Harmonic Voltage Distortion Damping Method for Parallel-Connected LCL-Type Inverters in Islanded Operation

Abstract

For parallel-connected LCL -type inverters in islanded operation, it is difficult to reshape the large harmonic impedance by the conventional capacitor voltage control due to the presence of grid-side inductor, which seriously deteriorates the voltage quality at the point of common coupling (PCC) under nonlinear loads. To address this issue, a harmonic voltage distortion damping method is proposed in this paper, which mainly includes a direct output voltage control and the parallel virtual-admittance control. First, the direct output voltage control converts the grid-side inductor into the equivalent output impedance of the inverter itself by changing the voltage feedback variable from capacitor voltage to output voltage, and then the harmonic impedance is reshaped from a large value to a small value with the P + Repetitive controller.
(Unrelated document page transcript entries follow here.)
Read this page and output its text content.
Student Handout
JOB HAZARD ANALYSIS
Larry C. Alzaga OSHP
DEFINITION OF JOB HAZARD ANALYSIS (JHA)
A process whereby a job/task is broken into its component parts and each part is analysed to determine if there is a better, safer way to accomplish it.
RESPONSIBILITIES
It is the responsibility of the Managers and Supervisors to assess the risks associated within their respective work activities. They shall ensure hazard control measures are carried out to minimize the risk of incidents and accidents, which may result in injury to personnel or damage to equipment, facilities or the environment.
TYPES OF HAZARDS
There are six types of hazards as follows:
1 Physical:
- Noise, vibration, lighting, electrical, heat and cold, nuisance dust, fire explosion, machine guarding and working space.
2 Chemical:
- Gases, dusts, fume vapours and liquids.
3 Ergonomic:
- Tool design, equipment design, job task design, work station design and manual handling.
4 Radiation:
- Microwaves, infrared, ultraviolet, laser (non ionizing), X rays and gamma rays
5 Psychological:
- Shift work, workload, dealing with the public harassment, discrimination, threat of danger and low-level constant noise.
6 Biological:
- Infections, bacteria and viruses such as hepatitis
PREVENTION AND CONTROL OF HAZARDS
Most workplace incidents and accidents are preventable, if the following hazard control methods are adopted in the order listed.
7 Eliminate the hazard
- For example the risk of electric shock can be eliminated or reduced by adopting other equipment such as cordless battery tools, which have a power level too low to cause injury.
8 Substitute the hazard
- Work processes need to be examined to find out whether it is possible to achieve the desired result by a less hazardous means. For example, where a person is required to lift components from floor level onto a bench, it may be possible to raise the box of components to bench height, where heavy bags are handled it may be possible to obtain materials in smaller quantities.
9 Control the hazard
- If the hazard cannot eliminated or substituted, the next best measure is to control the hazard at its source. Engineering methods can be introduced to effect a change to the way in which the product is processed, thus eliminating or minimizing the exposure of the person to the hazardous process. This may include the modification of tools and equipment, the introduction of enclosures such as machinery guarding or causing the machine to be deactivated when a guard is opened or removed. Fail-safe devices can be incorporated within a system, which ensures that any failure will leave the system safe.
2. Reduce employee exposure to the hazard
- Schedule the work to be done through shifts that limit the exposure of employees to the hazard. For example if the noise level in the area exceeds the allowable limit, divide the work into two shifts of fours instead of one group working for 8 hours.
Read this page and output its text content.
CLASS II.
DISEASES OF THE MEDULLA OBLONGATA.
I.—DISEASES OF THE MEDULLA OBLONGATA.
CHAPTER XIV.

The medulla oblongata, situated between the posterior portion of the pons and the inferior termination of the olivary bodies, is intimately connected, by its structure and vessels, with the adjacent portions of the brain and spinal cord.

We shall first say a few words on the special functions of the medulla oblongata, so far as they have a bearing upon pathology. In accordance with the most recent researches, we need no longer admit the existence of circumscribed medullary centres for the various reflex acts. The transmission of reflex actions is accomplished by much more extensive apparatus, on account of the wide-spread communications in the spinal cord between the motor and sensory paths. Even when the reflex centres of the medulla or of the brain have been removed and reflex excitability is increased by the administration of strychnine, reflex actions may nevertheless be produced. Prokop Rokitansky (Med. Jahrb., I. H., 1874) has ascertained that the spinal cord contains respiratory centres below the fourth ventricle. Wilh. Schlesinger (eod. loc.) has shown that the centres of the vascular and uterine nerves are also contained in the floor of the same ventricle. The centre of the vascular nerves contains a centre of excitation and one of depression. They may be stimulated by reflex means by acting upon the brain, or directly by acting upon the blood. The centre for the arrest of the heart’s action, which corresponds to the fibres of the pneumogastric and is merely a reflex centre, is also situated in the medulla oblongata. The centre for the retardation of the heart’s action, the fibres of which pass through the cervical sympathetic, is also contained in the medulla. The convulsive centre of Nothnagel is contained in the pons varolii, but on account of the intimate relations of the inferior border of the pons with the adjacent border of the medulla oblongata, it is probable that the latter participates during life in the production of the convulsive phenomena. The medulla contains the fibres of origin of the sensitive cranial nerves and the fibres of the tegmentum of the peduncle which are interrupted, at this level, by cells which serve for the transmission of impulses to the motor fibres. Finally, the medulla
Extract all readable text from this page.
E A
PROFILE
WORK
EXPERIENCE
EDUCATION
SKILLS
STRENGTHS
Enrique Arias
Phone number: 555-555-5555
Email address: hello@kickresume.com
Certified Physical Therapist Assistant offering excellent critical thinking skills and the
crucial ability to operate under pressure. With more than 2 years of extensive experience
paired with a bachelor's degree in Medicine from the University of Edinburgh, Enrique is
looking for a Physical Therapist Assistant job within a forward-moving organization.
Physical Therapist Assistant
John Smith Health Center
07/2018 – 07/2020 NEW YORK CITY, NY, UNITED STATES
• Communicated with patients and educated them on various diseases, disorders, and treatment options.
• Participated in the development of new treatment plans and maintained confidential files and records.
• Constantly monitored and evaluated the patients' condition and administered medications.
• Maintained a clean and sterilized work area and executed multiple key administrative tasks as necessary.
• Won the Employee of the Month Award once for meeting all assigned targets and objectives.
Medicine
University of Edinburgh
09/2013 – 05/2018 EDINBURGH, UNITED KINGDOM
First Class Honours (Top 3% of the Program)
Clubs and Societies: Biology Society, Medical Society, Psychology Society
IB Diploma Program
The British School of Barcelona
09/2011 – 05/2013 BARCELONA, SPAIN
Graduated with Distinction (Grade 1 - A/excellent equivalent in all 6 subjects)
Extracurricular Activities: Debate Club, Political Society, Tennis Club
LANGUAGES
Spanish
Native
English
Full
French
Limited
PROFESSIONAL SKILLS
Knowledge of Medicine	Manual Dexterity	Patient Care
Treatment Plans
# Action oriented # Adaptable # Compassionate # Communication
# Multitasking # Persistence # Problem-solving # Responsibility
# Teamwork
However, it is found that the direct output voltage control fails to damp PCC voltage distortion with droop-frequency offset. That is because its voltage controller cannot guarantee the resonance bandwidth of main harmonic frequency, and then a slight droop-frequency offset can cause a large increase in the harmonic impedance. For this, the parallel virtual-admittance control is further proposed to limit the size of the output impedance to no more than that of the impedance in parallel, which effectively reduces the adverse effect of droop-frequency offset on the quality of the PCC voltage. Further, the parallel virtual-admittance control is simplified with the same harmonic voltage distortion damping consequent. The system stability conditions are analyzed in detail, and its proper control parameters are selected without complicated trial. Finally, the experimental results validate the proposed control method.